Your brain may change with age but don’t think mental decline has to seep in as you get older. New research suggests there are plenty of ways to keep your brain sharp and alert.
“The evidence is getting stronger that there are things we can do to potentially lower our risk of developing Alzheimer’s disease or another form of dementia. Previously, before this evidence came to light, people…said it’s luck of the draw if they’ll get this disease and there was a real sense of helplessness and lack and control,” Mary Schulz, director of education at the Alzheimer Society of Canada, said.
“There are no guarantees that if you follow these [lifestyle habits] to a letter that you won’t develop a form of dementia but we’re learning that they have some protective measures,” she told Global News.
READ MORE: What are the early warning signs and symptoms of dementia?
These habits are also helpful for people already living with dementia in staving off the deterioration of their brain health, Schulz said.
For National Brain Awareness Month, Schulz named five lifestyle changes you can make now to improve your brain’s health and fight off illness:
Learn a new language, take up chess or even take piano lessons. Stimulating your brain helps to reinvigorate it, Schulz said.
“It’s something new and it wakes up your brain, giving it a jolt and startling it. You’re also teaching it to adapt, and be flexible as you have messages fired around in your brain in a way it doesn’t normally,” she explained.
Research backs up Schulz’ claim, too: Speaking a second language could delay the onset of three types of dementias — vascular, frontotemporal and mixed dementia, according to one study. It found that people who were bilingual developed dementia 4.5 years later than people who could only speaking one language.

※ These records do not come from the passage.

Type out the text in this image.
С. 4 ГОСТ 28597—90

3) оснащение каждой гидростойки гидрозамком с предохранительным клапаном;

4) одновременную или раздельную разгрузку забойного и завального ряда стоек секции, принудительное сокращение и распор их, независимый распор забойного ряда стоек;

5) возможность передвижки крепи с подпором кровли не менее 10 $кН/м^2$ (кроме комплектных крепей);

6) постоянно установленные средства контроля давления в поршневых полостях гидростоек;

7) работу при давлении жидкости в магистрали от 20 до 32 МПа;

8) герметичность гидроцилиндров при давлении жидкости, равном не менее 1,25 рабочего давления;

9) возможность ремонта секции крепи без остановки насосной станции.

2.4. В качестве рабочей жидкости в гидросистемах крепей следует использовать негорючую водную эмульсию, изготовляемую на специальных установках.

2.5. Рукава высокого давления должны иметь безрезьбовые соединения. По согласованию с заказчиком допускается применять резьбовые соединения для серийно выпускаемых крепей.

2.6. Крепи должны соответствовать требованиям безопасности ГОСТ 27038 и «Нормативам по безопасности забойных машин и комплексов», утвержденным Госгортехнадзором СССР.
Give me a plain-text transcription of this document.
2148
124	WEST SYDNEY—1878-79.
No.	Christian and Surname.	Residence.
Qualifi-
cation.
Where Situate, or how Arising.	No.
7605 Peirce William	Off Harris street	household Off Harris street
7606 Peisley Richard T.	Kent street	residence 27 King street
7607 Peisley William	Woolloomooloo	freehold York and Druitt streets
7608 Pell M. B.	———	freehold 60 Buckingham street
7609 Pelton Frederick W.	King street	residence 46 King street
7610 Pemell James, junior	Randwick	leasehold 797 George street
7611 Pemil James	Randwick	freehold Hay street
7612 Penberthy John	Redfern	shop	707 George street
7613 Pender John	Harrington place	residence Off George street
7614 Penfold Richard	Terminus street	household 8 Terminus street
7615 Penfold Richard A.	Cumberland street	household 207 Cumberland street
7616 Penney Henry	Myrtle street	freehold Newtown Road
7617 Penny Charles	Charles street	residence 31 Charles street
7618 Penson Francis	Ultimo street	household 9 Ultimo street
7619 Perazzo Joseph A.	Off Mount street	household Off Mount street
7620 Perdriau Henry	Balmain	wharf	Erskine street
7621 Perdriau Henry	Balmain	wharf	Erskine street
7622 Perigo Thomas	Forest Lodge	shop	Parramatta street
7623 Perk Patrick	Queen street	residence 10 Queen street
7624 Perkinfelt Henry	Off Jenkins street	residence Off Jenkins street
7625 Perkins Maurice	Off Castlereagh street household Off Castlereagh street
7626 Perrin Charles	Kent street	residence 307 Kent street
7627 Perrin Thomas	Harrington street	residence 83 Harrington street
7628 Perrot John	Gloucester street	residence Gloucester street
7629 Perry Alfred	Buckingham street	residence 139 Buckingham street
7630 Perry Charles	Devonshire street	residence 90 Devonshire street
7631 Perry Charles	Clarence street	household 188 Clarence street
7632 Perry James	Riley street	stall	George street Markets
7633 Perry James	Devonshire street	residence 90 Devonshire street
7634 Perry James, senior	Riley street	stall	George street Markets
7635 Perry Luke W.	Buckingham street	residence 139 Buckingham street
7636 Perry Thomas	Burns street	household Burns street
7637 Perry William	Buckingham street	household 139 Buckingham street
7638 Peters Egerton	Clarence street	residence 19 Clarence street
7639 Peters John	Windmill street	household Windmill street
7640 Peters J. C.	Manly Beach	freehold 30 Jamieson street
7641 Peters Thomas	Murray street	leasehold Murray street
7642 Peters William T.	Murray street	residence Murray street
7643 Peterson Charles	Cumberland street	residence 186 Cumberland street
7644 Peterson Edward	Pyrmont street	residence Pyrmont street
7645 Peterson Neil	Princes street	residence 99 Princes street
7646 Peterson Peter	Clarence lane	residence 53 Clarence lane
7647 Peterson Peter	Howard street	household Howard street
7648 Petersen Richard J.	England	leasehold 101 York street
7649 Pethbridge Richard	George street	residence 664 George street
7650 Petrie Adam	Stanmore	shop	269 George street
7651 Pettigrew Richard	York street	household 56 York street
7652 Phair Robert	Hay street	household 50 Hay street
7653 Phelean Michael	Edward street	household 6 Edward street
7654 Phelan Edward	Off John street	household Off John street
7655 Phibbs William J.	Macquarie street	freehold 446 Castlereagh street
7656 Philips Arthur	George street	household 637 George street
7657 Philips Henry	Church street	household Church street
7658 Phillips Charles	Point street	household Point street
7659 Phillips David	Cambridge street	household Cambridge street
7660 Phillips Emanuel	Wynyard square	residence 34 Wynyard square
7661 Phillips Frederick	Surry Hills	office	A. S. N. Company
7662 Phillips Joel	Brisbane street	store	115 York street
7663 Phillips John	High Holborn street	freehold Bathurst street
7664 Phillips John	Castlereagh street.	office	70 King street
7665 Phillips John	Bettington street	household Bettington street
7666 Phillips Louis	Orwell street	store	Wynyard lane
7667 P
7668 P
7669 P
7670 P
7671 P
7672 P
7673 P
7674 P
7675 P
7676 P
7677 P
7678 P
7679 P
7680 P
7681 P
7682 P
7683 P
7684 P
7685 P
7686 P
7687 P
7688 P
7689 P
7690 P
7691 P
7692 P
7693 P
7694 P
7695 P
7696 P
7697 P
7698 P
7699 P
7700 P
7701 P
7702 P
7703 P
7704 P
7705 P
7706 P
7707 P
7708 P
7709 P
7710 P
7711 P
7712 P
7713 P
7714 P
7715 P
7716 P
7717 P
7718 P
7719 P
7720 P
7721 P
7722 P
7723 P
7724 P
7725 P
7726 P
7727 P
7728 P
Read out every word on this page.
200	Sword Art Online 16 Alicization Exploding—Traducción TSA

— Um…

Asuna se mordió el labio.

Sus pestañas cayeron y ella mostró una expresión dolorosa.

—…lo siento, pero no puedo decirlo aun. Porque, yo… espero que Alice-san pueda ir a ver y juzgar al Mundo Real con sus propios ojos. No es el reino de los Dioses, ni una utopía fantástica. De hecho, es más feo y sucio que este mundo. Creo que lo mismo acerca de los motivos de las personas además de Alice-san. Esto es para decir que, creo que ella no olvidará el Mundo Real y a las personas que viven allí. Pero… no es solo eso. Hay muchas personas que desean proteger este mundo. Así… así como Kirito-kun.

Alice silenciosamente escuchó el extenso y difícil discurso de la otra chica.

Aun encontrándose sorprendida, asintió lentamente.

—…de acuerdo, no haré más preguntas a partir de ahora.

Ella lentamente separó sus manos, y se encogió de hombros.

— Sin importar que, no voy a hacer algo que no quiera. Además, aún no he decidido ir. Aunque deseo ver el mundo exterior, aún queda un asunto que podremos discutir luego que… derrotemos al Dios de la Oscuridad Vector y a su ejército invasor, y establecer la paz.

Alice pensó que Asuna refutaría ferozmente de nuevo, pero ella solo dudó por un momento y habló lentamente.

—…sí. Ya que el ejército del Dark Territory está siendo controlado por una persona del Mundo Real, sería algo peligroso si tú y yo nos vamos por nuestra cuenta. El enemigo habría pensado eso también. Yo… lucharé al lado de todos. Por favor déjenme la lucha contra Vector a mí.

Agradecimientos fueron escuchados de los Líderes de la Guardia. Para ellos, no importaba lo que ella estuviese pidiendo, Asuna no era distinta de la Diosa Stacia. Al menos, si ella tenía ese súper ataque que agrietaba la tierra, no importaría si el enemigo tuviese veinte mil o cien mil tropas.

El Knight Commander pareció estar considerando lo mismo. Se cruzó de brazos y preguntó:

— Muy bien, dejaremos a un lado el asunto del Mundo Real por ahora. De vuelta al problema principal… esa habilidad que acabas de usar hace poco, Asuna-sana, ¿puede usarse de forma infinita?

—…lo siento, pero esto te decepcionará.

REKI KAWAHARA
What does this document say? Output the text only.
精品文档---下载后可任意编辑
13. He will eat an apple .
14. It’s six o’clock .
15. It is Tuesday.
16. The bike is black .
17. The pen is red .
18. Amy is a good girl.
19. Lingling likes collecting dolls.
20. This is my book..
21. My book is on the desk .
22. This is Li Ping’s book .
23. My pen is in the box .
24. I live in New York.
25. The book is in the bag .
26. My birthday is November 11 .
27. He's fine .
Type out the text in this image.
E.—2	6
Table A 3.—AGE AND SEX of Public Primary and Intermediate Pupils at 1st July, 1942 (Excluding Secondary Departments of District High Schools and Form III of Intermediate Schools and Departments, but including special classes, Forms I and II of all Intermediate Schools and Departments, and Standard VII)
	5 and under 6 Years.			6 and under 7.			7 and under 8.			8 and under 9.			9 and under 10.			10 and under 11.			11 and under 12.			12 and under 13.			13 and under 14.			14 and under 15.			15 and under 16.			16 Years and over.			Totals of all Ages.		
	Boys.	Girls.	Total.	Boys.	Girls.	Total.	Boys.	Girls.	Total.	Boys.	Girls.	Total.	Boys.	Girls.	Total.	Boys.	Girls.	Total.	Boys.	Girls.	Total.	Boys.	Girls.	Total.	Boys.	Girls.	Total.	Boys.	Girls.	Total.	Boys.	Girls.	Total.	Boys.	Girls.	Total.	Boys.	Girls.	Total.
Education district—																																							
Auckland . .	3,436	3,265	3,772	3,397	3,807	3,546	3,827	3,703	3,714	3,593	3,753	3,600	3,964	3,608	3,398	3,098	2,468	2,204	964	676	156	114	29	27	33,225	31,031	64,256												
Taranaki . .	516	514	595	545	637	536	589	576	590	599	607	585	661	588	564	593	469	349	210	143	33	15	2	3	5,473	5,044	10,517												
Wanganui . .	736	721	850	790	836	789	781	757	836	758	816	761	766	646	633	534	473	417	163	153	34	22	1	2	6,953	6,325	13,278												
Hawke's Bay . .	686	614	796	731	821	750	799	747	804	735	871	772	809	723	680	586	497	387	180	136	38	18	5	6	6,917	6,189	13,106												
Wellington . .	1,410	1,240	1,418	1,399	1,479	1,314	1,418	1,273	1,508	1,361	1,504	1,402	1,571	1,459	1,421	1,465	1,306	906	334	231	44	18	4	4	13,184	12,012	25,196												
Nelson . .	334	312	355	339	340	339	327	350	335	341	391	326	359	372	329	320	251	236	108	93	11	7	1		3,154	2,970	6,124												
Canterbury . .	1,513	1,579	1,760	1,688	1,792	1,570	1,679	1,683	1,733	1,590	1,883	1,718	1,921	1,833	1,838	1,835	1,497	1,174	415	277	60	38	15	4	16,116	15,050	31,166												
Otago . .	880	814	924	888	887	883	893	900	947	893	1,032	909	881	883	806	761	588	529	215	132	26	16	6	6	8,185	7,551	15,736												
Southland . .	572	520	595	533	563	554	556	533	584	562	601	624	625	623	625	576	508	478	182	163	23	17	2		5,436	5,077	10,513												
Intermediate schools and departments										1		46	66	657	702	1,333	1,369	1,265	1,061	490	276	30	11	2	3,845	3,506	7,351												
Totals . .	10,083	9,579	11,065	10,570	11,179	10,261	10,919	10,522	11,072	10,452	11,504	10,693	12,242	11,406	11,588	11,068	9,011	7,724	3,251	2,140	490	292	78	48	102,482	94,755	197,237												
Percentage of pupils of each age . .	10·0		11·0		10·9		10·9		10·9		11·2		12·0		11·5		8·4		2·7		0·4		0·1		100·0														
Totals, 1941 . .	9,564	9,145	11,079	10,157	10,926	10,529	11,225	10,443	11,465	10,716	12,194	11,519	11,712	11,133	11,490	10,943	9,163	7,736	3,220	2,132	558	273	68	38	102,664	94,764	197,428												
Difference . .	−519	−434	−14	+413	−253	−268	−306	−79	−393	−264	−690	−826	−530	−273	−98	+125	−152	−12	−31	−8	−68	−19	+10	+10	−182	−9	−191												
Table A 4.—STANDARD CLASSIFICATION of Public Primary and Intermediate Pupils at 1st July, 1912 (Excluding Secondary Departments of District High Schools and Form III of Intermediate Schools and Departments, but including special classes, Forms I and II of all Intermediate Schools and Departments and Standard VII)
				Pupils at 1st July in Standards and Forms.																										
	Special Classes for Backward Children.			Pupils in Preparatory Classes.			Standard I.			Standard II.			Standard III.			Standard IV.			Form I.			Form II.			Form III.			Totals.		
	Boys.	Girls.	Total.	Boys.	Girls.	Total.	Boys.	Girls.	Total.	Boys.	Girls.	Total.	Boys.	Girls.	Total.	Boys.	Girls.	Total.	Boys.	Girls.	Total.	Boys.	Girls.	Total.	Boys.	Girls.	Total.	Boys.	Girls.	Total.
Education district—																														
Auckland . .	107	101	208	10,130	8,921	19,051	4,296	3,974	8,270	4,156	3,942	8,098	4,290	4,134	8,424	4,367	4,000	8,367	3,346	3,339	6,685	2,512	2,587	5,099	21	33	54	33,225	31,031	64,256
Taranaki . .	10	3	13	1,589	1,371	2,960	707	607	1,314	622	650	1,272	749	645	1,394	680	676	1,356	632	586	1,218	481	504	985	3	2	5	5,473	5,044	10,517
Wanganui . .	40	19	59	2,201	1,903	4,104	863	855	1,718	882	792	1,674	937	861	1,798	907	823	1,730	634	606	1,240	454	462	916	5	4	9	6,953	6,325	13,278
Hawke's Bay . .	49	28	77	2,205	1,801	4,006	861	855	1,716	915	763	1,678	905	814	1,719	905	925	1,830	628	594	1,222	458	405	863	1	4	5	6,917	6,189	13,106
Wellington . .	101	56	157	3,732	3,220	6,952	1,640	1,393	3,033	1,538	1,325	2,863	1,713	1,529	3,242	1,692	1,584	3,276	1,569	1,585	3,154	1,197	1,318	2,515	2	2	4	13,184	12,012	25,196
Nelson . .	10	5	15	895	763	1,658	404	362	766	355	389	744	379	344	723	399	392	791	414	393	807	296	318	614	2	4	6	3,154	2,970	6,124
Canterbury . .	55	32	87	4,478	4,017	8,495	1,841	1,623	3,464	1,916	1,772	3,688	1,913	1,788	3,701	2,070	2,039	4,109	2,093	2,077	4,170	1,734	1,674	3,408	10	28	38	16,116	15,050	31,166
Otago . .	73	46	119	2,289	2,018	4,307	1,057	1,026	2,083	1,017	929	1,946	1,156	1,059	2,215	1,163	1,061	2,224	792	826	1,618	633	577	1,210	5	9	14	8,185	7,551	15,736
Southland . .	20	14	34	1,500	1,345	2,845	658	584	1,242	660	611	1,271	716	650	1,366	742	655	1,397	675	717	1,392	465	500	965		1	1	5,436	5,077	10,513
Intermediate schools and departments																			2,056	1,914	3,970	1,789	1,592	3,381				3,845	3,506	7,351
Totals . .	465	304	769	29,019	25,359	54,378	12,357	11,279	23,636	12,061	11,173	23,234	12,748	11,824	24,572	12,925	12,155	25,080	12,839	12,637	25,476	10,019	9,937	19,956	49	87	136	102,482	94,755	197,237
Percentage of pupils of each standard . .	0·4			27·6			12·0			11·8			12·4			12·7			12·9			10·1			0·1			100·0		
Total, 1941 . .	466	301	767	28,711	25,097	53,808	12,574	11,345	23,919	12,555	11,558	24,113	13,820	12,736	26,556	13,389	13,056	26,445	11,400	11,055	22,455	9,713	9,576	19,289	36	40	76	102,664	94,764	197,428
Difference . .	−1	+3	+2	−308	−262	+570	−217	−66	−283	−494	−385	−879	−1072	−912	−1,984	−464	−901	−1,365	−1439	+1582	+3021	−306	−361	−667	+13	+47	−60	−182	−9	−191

READ MORE: Why docs say these mood changes are a warning sign for Alzheimer’s
Make sure you choose a hobby that you’re interested in when setting a challenge. If you hate Sudoku, don’t commit to completing one every day.
Be socially active
Engaging with your family, friends and community is key to keeping your brain happy. This could be through conversations with your grandkids, joining a local book club or even going to the movies with your friends, Schulz said.
One study suggested that leisurely activities that rolled physical, mental and social stimulation together helped the most to prevent dementia.
“There is new evidence that suggests as we are exposed to new ideas and conversations, different pathways in our brain are created and that’s neurons talking to each other, which we want,” Schulz said.
READ MORE: Inside the world of dementia, as a painful reality sets in
Maintaining relationships is especially crucial in keeping your mental health intact. Schulz said there’s debate around whether depression causes dementia or if it surfaces as dementia sets in. Either way, the two go hand-in-hand leaving dementia patients in isolation.
One study warned that loneliness is as bad for aging seniors as poor physical health. It can increase a person’s risk of premature death by 14 per cent.
Follow a healthy diet
A healthy diet helps with keeping your weight in check and your heart healthy, but what you eat also feeds your brain.
“The brain directs our heart and all of our organs to do the jobs they’re meant to do and what we’re learning is there are specific foods that are particularly good for brain health,” Schulz said.
So what should you be eating? Look for colour when putting together your meals because those are the ingredients that’ll be packed with anti-oxidants and other nutrients to nourish your brain.
READ MORE: 6 misconceptions about nutrition and healthy eating
Blue and purple fruits and vegetables — blackberries, blueberries, purple cabbage and plums — are a good start. While green, from broccoli, avocados, spinach, and pears, help, too.
Reds, from beets, raspberries, red grapes, tomatoes and red peppers, also make good choices, Schulz said.
Fish is packed with omega-3s, so reach for tuna, salmon and herring to feed your brain.
Stay physically active
You don’t need to run marathons to keep dementia at bay, but doing some form of physical activity goes a long way in keeping your brain young.
Exercise gets your heart rate up, which increases blood flow to the brain, nourishing cells with nutrients and oxygen. It also encourages the development of new cells, all factors in reducing your risk of stroke, Schulz said.
Gym memberships need not apply — walk to the grocery store instead of driving, take the stairs instead of the escalator and get off of the bus two stops ahead on your way home.
Your brain is just like your heart. They’re both muscles that need to be given a workout to stay healthy.
Limit your stress levels
There’s a reason why colouring books and puzzles are making a comeback for adults. These activities are great for destressing and research suggests they’re exactly what busy bodies need to unwind and give their minds a break.
Stress disrupts mood regulation, disrupts our sleep, elevates blood pressure, increases stress hormones like cortisol and increases depression. Too much stress could lead to chemical imbalances that damage the brain and other cells in the body.
Even exercises like meditation help in easing stress.